To find the fractional charge on each atom in a diatomic molecule, we can use the relationship between dipole moment (μ), charge (q), and distance (d):

$$ \mu = q \times d $$

Where:

• μ is the dipole moment.


• q is the magnitude of the charge on each atom.

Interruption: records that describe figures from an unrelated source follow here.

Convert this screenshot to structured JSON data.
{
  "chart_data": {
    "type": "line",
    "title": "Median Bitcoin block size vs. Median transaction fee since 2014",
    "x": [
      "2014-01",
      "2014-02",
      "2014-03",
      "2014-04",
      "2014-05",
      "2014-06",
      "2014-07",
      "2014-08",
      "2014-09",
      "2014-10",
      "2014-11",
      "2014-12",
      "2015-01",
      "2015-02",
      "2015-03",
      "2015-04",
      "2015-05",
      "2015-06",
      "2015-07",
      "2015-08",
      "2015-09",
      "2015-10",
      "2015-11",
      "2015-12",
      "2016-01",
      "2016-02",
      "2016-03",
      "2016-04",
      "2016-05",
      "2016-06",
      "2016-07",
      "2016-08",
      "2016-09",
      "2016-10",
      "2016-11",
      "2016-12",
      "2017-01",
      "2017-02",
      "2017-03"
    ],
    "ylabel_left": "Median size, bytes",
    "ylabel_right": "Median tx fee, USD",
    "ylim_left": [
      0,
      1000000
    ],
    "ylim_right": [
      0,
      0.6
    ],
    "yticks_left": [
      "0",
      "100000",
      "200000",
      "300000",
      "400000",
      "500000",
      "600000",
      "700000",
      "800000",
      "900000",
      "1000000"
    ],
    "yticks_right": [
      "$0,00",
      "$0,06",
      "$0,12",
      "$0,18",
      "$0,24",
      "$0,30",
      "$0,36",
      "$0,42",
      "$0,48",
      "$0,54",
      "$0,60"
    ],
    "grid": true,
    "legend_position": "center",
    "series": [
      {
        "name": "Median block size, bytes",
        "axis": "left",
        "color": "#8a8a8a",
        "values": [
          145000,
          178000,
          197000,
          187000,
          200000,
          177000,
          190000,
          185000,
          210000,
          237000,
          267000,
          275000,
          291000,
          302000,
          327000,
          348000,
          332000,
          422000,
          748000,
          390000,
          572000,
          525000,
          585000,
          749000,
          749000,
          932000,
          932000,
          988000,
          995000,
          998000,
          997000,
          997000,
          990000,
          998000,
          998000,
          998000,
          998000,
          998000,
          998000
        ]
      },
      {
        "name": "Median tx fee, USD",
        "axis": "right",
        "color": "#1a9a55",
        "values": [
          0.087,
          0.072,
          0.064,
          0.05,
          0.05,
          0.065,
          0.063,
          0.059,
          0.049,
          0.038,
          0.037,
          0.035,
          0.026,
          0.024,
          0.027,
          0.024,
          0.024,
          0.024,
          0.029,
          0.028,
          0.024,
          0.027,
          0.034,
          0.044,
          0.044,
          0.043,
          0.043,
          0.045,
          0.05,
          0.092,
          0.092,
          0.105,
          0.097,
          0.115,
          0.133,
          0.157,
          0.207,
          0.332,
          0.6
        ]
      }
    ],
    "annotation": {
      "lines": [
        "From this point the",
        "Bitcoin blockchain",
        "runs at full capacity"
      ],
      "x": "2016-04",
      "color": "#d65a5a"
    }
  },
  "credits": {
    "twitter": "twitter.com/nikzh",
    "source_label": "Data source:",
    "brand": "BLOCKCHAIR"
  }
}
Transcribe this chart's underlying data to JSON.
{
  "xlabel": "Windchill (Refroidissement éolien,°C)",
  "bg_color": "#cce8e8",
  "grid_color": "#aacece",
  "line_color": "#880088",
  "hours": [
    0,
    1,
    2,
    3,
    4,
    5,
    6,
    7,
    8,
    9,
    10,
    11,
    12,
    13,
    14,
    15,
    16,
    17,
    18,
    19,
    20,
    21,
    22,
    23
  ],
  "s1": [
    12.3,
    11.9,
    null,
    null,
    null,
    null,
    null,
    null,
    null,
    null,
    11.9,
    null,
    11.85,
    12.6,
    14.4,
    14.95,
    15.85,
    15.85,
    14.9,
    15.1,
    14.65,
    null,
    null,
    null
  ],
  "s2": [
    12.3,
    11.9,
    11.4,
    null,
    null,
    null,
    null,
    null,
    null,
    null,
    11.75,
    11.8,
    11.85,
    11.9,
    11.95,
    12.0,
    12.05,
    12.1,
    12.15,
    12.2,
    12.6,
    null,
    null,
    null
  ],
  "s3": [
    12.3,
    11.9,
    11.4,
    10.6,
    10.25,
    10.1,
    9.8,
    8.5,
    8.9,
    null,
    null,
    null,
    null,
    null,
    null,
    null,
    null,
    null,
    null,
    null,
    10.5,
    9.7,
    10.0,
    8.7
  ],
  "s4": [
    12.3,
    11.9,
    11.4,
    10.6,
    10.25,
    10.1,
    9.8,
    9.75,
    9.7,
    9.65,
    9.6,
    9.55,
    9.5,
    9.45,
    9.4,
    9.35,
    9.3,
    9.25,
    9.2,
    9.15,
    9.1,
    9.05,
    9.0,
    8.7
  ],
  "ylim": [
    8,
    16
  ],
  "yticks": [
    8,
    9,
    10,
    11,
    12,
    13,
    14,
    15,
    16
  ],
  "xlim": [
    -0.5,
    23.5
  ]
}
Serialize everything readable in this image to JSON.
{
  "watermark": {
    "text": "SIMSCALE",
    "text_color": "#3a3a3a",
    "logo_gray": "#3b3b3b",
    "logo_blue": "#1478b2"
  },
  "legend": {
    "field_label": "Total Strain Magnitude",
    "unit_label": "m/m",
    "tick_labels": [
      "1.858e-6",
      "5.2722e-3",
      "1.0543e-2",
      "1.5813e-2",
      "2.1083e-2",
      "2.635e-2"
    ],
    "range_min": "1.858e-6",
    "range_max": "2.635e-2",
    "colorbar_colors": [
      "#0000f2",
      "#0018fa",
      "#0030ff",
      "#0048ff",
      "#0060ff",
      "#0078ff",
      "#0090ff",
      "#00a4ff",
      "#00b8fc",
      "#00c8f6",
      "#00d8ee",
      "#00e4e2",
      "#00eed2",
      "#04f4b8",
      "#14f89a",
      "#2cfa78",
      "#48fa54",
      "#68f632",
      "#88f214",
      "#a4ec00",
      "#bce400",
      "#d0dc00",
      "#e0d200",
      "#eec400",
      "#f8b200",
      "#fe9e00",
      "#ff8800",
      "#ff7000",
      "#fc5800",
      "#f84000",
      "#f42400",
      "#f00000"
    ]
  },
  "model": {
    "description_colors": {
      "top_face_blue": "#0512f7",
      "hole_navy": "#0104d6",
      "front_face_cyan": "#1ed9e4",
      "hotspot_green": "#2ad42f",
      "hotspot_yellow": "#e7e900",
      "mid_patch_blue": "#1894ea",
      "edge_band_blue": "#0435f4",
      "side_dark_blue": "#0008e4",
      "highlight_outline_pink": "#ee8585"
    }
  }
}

• d is the distance between the charges.

First, convert units to be consistent with esu:

• Bond distance in cm: $$ 1 \mathrm{~A}^{\circ} = 1 \times 10^{-8} \mathrm{~cm} $$


• Dipole moment in esu·cm: $$ 1.2 \mathrm{~D} = 1.2 \times 10^{-18} \mathrm{~esucm} $$

We are given that the bond distance ($ d $) is $ 1 \mathrm{~A}^{\circ} $ and that the dipole moment $( \mu $) is $ 1.2 \mathrm{~D} $. Using these values, we can calculate the charge ($ q $) as follows:

$$ q = \frac{\mu}{d} $$

Now plug in the given values:

$$ q = \frac{1.2 \times 10^{-18} \mathrm{~esucm}}{1 \times 10^{-8} \mathrm{~cm}} $$

$$ q = 1.2 \times 10^{-10} \mathrm{~esu} $$

$$ q = 1.2 \times 10^{-9} \times 10^{-1} \mathrm{~esu} $$

$$ q = 0.000000012 \times 10^{-1} \mathrm{~esu} $$